LAUSR

Abstract The Newmark sliding block approach is a common means of evaluating permanent displacements of slopes undergoing seismic loading. However, the conventional Newmark approach omits the presence of multiple shear zones or regions of dispersed shear movement. The occurrence of these shear movements within slopes can often materialize with added vertical and lateral movements above the basal failure surface typically considered in the conventional Newmark approach. This study modifies the conventional Newmark sliding block approach by discretizing a given slope into a series of nested, critical failure wedges, each with an associated yield acceleration, termed a Nested Newmark Model (NNM). Use of the NNM enables assessment of a post-earthquake slope profile within a limit equilibrium framework based on the integration of relative displacements from the toe to the crest. The results demonstrate a different response than conventional Newmark approaches. The model outputs can account for the restriction of toe movements as well as heaving and slumping behavior of the slope face and crest, respectively.
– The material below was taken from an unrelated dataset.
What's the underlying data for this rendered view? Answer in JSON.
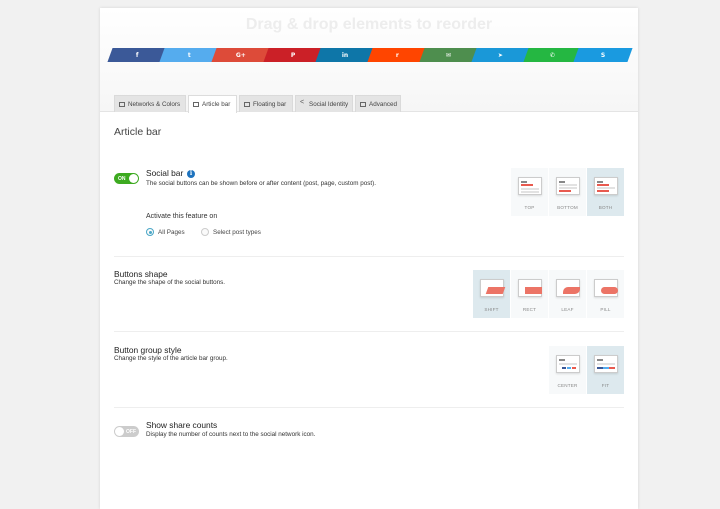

Larger seismic excitation resulted in further destabilization of nested wedges near the crest. The presented approach establishes a framework that can be extended to any type of failure geometry or series of failures, including rotational geometry. These results are compared to a numerical model, which exhibit similar behavior. This framework is conceptual, but builds upon the well-accepted Newmark sliding block approach to provide an alternative means of assessing post-earthquake slope movements.